SWAMPSCOTT — A large-scale active art installation will take over Linscott Park in the hopes of spreading a peaceful message.
The International Day of Peace is Sept. 21 and the Swampscott school district, as well as the Johnson School in Nahant, is joining in on the initiative for the first time. Pinwheels for Peace is a “whirled”-wide peaceful art and literacy project that invites students and community members to share and illustrate positive messages.
“The point is the project is not just a Swampscott project, it’s worldwide …” said Rachel Eisenberg, art teacher for Clarke Elementary School and Hadley Elementary School. “I have wanted to do it for a couple years and I feel like, especially now during these times, it’s very important and timely. I feel like art can be so much more and bringing that to my students is important.”
The event is from 5-6:30 p.m. on Friday, Sept. 21 and is free to the public at Linscott Park. Food and drinks will be available for purchase but attendees are invited to bring their own dinner to enjoy picnic-style. In case of rain, the location will move to Swampscott High School.
Eisenberg said her young students, as well as the town’s high schoolers, have already started their own personal pinwheels with the use of lead pencils staked into the ground.
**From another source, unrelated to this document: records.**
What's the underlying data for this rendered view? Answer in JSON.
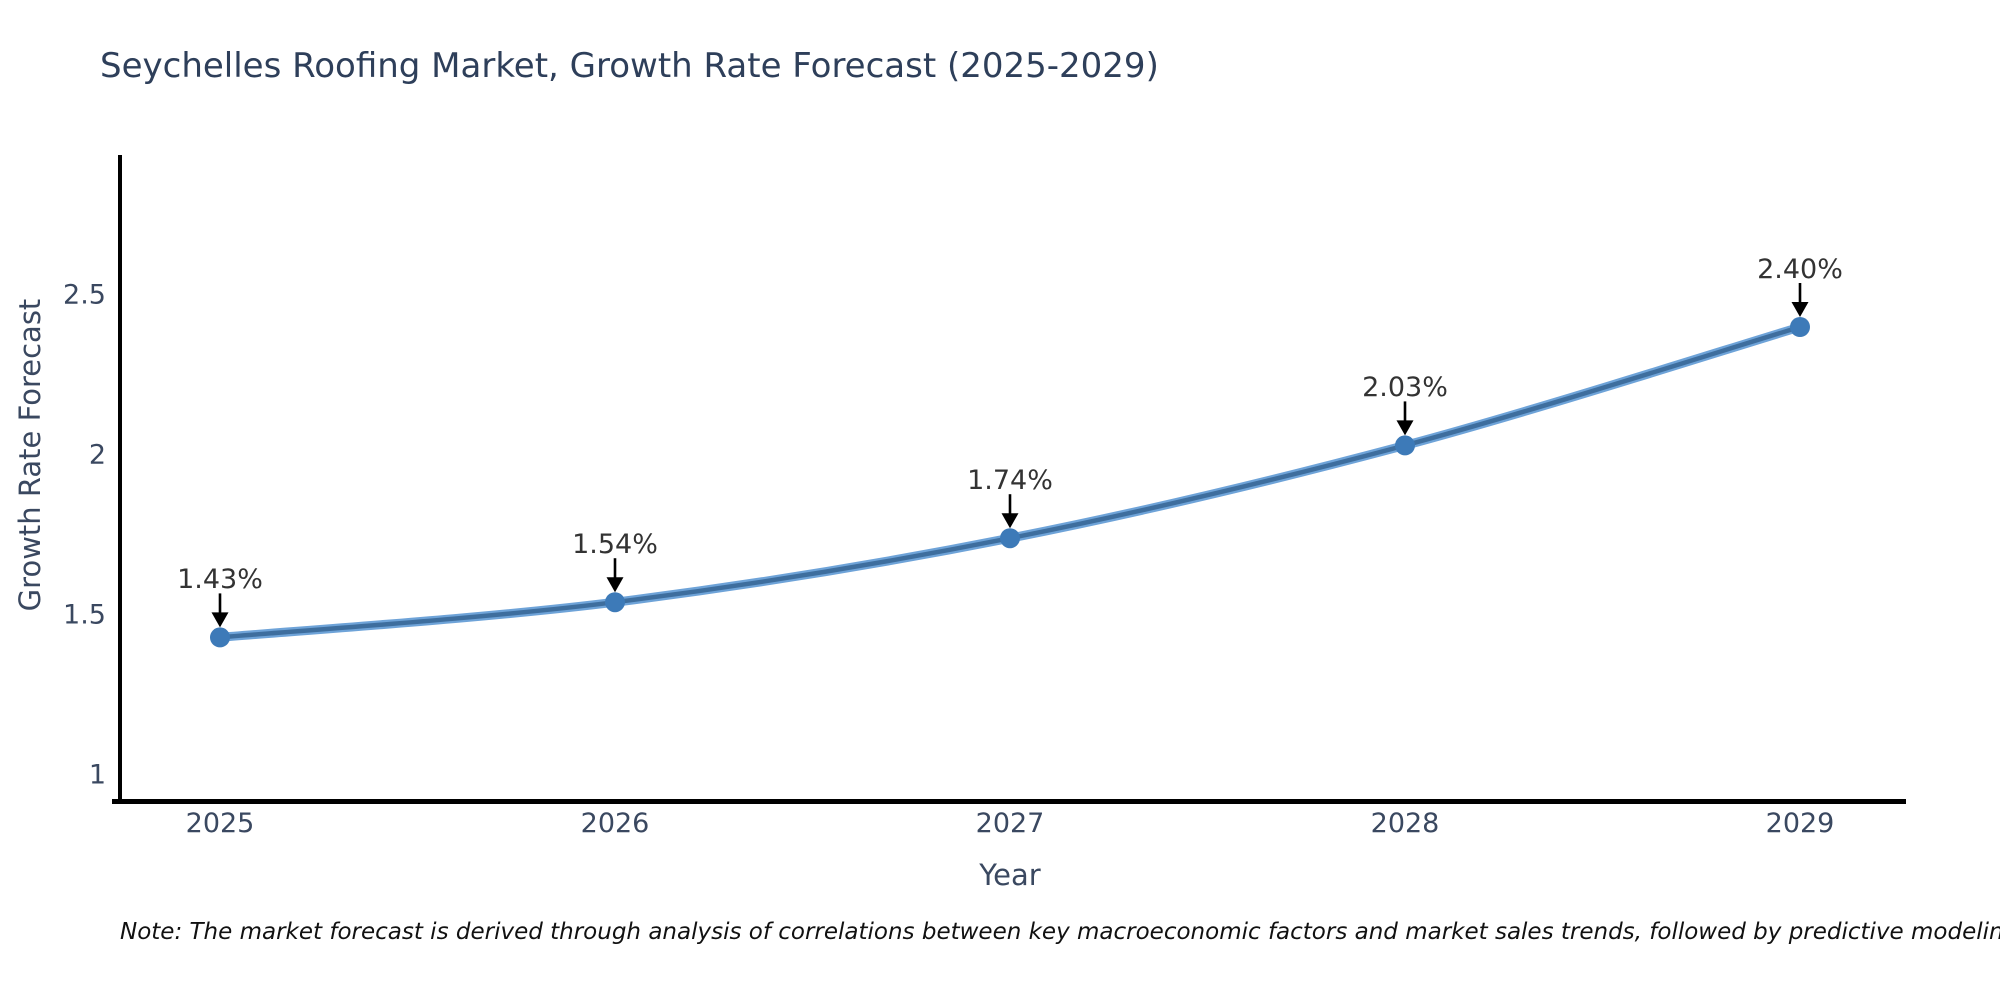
{
  "title": {
    "text": "Seychelles Roofing Market, Growth Rate Forecast (2025-2029)",
    "color": "#2e3f5a"
  },
  "note": {
    "text": "Note: The market forecast is derived through analysis of correlations between key macroeconomic factors and market sales trends, followed by predictive modeling to project future sales"
  },
  "chart_data": {
    "type": "line",
    "title": "Seychelles Roofing Market, Growth Rate Forecast (2025-2029)",
    "x": [
      2025,
      2026,
      2027,
      2028,
      2029
    ],
    "categories": [
      "2025",
      "2026",
      "2027",
      "2028",
      "2029"
    ],
    "series": [
      {
        "name": "Growth Rate Forecast",
        "values": [
          1.43,
          1.54,
          1.74,
          2.03,
          2.4
        ]
      }
    ],
    "point_labels": [
      "1.43%",
      "1.54%",
      "1.74%",
      "2.03%",
      "2.40%"
    ],
    "xlabel": "Year",
    "ylabel": "Growth Rate Forecast",
    "ylim": [
      1,
      2.9
    ],
    "yticks": [
      "1",
      "1.5",
      "2",
      "2.5"
    ],
    "ytick_values": [
      1,
      1.5,
      2,
      2.5
    ],
    "xticks": [
      "2025",
      "2026",
      "2027",
      "2028",
      "2029"
    ],
    "grid": false,
    "legend": "none",
    "colors": {
      "line": "#3e6e9e",
      "line_halo": "#6ea3d8",
      "marker": "#3d7ab8",
      "arrow": "#000000",
      "spine": "#000000",
      "tick_text": "#3a4860",
      "annotation_text": "#333333",
      "title_text": "#2e3f5a"
    }
  }
}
The elementary-aged students are making their pinwheel tops with paper while the older students have been using a different material.
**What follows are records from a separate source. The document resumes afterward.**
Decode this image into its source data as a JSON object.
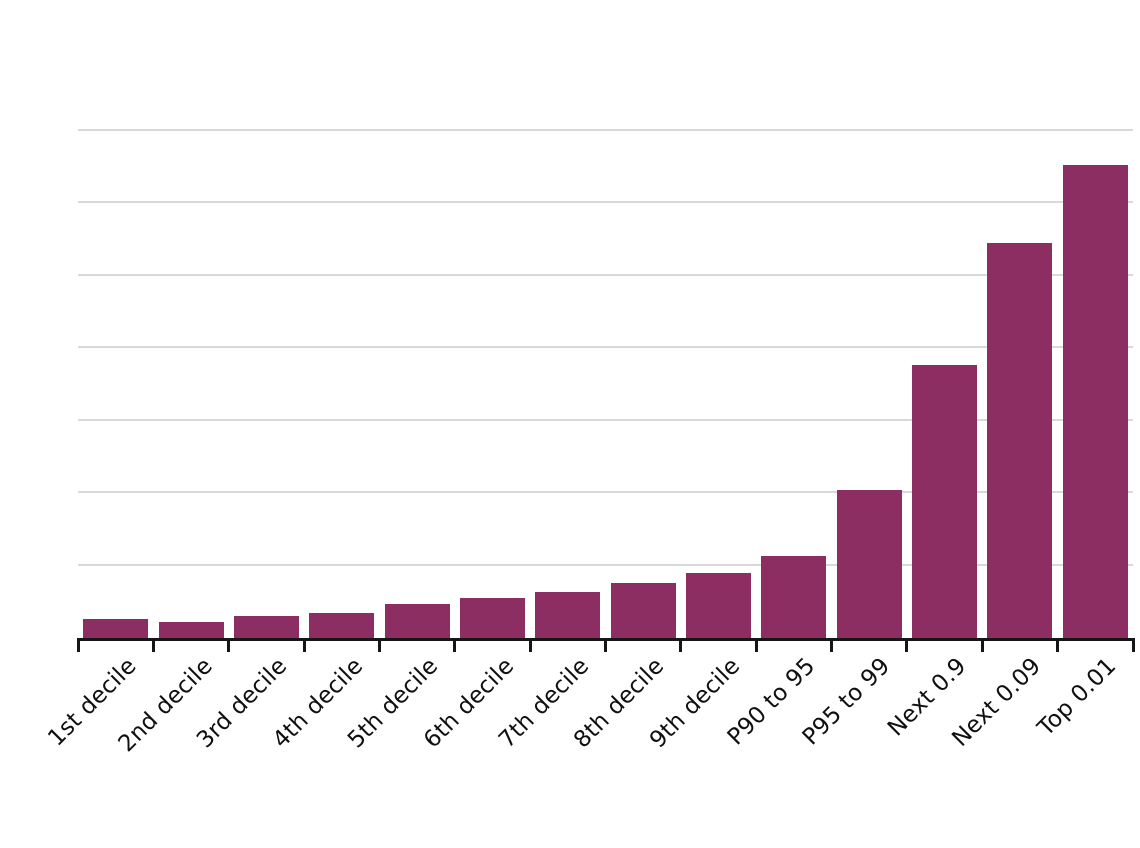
{
  "page": {
    "background_color": "#ffffff"
  },
  "chart_data": {
    "type": "bar",
    "categories": [
      "1st decile",
      "2nd decile",
      "3rd decile",
      "4th decile",
      "5th decile",
      "6th decile",
      "7th decile",
      "8th decile",
      "9th decile",
      "P90 to 95",
      "P95 to 99",
      "Next 0.9",
      "Next 0.09",
      "Top 0.01"
    ],
    "values": [
      0.26,
      0.22,
      0.3,
      0.35,
      0.47,
      0.55,
      0.63,
      0.76,
      0.9,
      1.13,
      2.04,
      3.77,
      5.45,
      6.52
    ],
    "value_scale_note": "y-axis has no tick labels; values estimated in gridline units (1 unit = one gridline interval)",
    "ylim": [
      0,
      7
    ],
    "xlabel": "",
    "ylabel": "",
    "y_tick_labels": [],
    "legend": "none",
    "grid": "horizontal gridlines on, unlabeled",
    "gridline_step": 1,
    "gridline_color": "#d9d9d9",
    "bar_color": "#8c2e62",
    "axis_color": "#161616",
    "label_color": "#101010",
    "x_label_rotation_deg": -45
  }
}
Once finished, their pieces will remain as an art installation at the park throughout the weekend. Eisenberg said she hopes community members will attend and add their own messages of peace. She is expecting to begin the event with at least 1,000 student pinwheels.
The purpose of the pinwheels is for the students to write a positive or peaceful message on one side of the pinwheel and illustrate an example of their message on the backside. Eisenberg said an example of that could be a student writing a message about being kind to a friend and drawing a picture of them providing the friend with a gift.
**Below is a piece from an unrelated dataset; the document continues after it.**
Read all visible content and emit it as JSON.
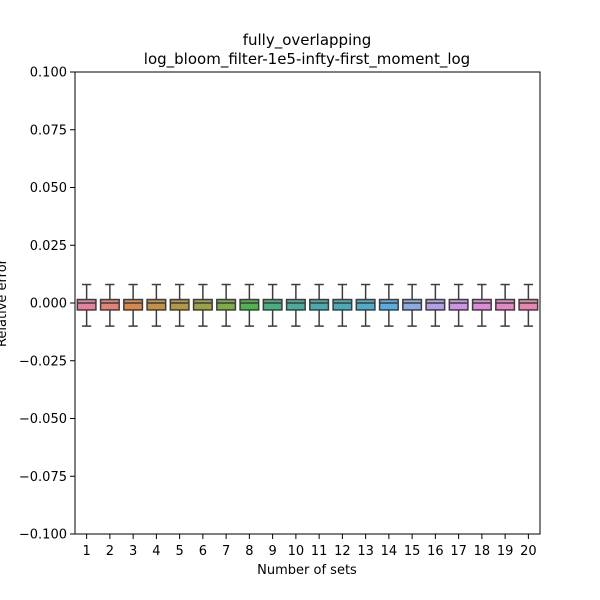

“We’ve been talking with the kids and saying it’s not just peace within ourselves, it’s within our homes and our community and the pinwheel is a representation of harmony and spreading peace,” she said. “Not just on this day, but everyday going forward.”
Some of the high schoolers have chosen to volunteer during the event in order to receive community service hours. Eisenberg said she wants the older students to become responsible citizens, given they are getting close to thinking about college and being old enough to vote. The younger students are at such an impressionable age, she said, it’s important for them to have strong role models.
“It’s really been a community effort because we have organizations like For the Love of Swampscott and PTAs from school who’ve been really generous, even parents from the community,” said Eisenberg. “It’s been pretty moving, actually. There’s something really remarkable about the whole thing and how everyone came together.”